As I arrived a month early, I had no way to meet new people aside from through apps such as MeetUp. I used Apps like this to find events that genuinely interested me so that even if I were to go alone, I could still have a great time. My first event was with a hiking group and involved climbing two mountains in Seoul. I chose this activity because I would never choose to do it alone, for safety reasons. This outing really changed my outlook on soloing big group events. Before I was scared that I would be self-conscious and avoid talking to everyone. However, I quickly made friends with most of the group, and still keep in contact with some of them! I was shocked by the amount of people there, who were close to my age. Previously, I had a misguided belief that I would be out of place and share no commonalities with them, but that wasn’t the case at all!  

Bad day preparation

My friend actually recommended this one to me which I thought was immensely helpful. You have to plan for those dark days: the ones where you physically can’t get out of bed.

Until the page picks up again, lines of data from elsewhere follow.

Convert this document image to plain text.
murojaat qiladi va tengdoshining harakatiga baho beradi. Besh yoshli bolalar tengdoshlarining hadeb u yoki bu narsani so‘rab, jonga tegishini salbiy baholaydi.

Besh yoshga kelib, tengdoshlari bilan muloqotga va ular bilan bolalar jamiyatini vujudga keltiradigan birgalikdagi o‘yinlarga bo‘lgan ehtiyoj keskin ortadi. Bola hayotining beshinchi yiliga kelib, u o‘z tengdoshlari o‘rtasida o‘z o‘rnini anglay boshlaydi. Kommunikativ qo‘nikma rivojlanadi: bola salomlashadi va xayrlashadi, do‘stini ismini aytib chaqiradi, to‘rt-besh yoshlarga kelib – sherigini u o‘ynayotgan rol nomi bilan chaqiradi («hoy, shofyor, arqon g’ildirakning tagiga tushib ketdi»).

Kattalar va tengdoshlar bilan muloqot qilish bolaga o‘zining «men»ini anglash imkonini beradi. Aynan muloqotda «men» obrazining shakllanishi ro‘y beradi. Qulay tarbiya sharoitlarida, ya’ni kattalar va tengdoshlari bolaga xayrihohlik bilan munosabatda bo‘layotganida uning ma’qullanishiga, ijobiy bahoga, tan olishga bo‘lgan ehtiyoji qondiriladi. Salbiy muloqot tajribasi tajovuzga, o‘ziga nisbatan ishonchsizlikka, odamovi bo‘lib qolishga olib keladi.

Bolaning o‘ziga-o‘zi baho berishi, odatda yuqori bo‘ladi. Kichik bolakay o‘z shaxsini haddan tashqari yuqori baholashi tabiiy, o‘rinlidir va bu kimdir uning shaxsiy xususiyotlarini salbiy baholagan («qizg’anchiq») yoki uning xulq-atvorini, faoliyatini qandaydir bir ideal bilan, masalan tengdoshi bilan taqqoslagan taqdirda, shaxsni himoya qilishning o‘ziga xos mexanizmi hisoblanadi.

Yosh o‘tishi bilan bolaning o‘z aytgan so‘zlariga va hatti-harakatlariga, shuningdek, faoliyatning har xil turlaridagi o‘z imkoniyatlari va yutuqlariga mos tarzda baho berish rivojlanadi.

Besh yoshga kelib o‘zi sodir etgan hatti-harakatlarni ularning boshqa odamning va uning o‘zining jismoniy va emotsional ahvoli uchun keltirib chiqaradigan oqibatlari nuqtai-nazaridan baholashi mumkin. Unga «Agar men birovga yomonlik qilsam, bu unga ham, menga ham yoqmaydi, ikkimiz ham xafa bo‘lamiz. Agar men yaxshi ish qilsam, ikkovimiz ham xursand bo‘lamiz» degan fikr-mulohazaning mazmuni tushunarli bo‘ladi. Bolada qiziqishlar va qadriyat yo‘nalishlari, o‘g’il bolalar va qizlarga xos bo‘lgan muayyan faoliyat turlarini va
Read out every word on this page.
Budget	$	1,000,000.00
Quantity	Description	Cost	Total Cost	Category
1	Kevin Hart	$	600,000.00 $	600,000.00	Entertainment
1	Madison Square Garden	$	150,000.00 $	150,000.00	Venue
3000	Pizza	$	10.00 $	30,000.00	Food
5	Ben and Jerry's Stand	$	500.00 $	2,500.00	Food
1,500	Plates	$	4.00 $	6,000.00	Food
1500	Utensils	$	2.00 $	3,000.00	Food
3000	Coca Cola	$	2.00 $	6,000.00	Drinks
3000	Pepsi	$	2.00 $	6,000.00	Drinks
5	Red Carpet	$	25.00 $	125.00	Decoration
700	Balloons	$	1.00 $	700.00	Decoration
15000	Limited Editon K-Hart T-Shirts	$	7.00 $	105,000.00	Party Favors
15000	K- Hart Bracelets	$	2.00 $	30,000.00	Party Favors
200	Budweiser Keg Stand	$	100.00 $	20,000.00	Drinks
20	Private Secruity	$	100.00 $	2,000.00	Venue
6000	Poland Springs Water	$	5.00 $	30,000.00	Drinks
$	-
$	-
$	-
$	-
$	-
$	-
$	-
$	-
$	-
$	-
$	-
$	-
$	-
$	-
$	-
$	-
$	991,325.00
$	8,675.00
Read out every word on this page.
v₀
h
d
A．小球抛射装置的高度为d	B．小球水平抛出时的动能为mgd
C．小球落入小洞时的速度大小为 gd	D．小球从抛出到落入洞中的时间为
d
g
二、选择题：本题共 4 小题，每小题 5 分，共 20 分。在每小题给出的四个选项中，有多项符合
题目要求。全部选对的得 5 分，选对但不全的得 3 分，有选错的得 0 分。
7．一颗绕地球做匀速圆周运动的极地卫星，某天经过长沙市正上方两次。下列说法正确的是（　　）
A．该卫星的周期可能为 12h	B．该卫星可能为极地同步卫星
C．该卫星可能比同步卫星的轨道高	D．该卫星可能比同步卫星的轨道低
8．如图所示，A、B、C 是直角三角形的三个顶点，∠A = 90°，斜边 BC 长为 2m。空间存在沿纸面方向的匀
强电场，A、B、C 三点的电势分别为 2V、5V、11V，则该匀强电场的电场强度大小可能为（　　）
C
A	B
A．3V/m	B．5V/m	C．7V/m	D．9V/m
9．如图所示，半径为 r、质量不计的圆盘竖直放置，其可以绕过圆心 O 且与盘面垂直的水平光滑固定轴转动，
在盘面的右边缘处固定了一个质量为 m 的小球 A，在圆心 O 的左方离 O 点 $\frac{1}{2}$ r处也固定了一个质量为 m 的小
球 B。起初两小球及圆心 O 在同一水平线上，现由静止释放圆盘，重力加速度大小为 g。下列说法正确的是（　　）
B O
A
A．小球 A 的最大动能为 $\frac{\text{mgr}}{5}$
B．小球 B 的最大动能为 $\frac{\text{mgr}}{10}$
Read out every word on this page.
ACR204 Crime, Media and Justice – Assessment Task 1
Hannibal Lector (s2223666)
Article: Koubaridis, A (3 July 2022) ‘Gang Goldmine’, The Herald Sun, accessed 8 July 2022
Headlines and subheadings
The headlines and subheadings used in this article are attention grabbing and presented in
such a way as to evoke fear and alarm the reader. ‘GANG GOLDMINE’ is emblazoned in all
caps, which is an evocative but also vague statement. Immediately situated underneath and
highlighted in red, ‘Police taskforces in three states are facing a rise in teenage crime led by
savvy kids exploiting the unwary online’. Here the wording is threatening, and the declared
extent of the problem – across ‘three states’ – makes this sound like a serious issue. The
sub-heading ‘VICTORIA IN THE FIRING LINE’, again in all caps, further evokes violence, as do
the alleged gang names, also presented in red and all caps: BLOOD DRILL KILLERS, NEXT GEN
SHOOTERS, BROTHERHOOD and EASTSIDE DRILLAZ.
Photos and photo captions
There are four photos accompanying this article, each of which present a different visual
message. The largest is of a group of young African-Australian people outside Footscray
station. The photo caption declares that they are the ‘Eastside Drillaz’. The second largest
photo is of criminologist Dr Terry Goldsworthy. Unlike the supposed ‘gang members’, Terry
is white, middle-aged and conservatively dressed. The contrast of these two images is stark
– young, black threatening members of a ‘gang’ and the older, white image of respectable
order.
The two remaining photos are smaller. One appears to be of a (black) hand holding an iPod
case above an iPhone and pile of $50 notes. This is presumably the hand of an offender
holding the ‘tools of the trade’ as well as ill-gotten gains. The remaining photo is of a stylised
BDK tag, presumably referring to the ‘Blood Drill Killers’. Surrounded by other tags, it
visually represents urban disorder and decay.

Whether you have an on-going scrapbook, a list of recipes from home, or a hard drive full of cheesy rom-coms, it is important you have something prepared for when you’re feeling particularly blue. When I feel down – or just bored – I tend to list places I would like to visit, both in and out of South Korea. This helps me get excited about the future and all the possibilities it can bring. 

Culture and language classes

These last two are more concerned with how to alleviate culture shock. One of the main reasons I had difficulties settling down in Seoul was because I couldn’t understand anyone there. I would walk into my building and a lady would angrily shout at me in Korean, this would of course put pressure on me because I didn’t know what I was doing wrong! I found culture and language classes useful because they expanded my knowledge on South Korean customs. Whilst I still have no idea why the woman was angry, at least now I have the ability to ask her.

Do your research! 

I cannot recommend this enough. Do! Your! Research! You need to know about the country’s history and political stance to understand why they may behave differently to you. In my case, researching the Korean war and the current economic status helped me understand why there were so many anti-Japanese posters. Keeping up to date with Korean newspapers – English translated of course – continuously allows me to understand the current issues South Korea is facing. All of this research is paramount for both your safety and integration. You need to be aware about what is going on around you in case there is an emergency.


CUB’s Ruby Punt is a third year comparative literature student, currently embedded in Seoul, South Korea. She is exceedingly sporty: regularly rock climbing, hiking and practicing pole fitness (with a spot of skiing on the side). She enjoys reading fiction and, despite her athletic disposition, has an ‘unhealthy’ Netflix addiction.